In a passage that could have been written yesterday—and has in fact been freshly translated by Raymond MacKenzie, who has also translated the work of Stendhal and Balzac—Gustave Flaubert’s 1869 novel Sentimental Education gives us history with an evenhanded irony that weighs the wages of all ideologies and finds them wanting. In the “year of revolution,” 1848, during a radical uprising that penetrates the palaces of French politics, we encounter what many today would call an insurrection, wherein a man
with a black beard sat on the throne, his shirt half open, clearly thinking this was hilarious, grinning stupidly like an ape. Others scrambled up onto the platform to take his place.
“There’s the great myth!” said Hussonnet. “There you see it—the sovereign People!” The throne was picked up, rocking as it passed from one pair of hands to another all across the room.

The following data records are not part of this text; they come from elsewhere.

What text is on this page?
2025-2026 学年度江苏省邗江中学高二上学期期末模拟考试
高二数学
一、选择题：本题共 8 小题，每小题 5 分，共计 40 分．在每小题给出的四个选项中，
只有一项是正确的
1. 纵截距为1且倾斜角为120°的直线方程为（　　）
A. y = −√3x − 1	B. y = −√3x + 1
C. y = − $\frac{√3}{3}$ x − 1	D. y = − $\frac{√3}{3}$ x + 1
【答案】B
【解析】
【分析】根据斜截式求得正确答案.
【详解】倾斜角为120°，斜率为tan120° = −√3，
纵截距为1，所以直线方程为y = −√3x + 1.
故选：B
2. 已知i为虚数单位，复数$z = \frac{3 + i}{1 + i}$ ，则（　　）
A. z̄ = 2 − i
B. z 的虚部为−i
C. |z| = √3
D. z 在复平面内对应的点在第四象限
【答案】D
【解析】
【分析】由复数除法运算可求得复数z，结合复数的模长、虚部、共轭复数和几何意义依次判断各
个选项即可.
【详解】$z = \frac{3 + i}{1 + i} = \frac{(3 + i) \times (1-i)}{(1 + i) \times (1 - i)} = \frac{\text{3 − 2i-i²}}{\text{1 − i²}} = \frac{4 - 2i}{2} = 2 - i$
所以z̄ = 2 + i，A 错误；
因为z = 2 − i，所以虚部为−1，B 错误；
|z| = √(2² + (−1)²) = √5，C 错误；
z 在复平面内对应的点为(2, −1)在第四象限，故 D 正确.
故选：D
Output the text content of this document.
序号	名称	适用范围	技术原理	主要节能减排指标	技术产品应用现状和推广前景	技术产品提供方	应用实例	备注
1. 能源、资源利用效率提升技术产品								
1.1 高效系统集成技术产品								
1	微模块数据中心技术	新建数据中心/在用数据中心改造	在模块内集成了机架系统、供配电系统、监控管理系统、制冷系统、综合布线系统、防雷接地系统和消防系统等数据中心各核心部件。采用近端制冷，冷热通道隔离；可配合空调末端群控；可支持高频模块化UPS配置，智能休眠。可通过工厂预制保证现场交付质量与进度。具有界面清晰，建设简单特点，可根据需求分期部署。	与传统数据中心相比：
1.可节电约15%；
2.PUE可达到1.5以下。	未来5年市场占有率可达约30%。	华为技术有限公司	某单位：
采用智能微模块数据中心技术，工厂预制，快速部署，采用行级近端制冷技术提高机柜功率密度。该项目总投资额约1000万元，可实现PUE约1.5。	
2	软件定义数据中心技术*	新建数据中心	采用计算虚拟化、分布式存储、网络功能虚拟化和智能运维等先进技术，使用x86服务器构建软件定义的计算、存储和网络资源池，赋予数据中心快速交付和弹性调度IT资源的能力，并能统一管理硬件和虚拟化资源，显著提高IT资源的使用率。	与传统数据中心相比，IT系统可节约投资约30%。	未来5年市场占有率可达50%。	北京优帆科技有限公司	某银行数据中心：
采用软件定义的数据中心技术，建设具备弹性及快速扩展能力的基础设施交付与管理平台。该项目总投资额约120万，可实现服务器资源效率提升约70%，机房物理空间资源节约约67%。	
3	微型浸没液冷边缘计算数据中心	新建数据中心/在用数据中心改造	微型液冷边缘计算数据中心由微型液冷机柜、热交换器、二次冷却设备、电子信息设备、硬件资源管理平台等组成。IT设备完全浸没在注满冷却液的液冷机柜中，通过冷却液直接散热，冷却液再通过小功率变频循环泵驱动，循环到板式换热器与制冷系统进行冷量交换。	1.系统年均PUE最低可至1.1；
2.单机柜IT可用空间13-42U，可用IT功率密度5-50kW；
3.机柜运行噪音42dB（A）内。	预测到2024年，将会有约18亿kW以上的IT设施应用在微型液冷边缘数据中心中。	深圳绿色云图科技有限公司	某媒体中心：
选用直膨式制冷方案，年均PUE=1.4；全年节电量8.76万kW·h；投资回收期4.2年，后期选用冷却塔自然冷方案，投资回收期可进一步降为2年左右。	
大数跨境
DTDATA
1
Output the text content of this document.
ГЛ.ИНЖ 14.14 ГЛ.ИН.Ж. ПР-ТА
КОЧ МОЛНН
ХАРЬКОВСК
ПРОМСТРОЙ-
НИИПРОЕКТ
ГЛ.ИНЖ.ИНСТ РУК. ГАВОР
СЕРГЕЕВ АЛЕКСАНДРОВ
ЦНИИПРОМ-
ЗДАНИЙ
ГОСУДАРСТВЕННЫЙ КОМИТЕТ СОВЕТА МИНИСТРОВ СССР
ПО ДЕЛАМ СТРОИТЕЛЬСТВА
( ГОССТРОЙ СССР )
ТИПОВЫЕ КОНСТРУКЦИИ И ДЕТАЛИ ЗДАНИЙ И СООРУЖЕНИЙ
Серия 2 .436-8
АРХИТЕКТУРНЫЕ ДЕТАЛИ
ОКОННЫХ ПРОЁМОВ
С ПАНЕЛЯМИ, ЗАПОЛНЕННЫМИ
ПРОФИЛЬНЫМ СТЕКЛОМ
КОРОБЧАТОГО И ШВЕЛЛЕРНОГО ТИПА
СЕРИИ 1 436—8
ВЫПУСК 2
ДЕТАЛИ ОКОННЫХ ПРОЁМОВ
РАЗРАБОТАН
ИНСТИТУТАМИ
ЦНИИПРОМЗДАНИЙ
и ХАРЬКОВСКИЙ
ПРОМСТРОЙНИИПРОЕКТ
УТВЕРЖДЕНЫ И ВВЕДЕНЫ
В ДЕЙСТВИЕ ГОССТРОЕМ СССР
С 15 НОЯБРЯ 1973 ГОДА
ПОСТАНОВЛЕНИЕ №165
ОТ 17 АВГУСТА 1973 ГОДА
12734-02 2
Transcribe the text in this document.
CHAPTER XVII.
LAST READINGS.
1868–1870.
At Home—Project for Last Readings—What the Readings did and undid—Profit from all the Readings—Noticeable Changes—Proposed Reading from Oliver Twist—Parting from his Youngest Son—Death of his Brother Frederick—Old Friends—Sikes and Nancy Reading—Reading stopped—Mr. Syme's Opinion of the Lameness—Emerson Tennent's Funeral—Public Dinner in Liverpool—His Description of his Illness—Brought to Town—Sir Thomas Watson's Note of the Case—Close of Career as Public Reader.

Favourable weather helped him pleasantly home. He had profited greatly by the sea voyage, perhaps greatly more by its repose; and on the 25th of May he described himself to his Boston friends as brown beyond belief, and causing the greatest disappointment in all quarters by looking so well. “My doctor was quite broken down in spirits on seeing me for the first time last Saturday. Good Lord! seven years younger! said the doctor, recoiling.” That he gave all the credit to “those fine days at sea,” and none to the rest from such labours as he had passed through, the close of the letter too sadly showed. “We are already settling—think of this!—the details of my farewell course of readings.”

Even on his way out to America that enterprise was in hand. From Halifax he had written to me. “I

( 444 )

“Damn! Look at it sway! The ship of state, pitching around on a stormy sea! Look at it dance—it’s doing the cancan!”
They had carried it over to a window, and while the crowd hissed and booed, they threw it out.
MacKenzie’s new translation grants us the chance to read American political tumult—from the January 6 Capitol riots to the toppling of statues—as unexceptional. Show me a political program, the novel seems to say, whose strategies are scrubbed of the libido dominandi. Reading the novel alongside The Letters of Gustave Flaubert, also newly released and edited by the estimable Francis Steegmuller, renders this judgment even more convincing.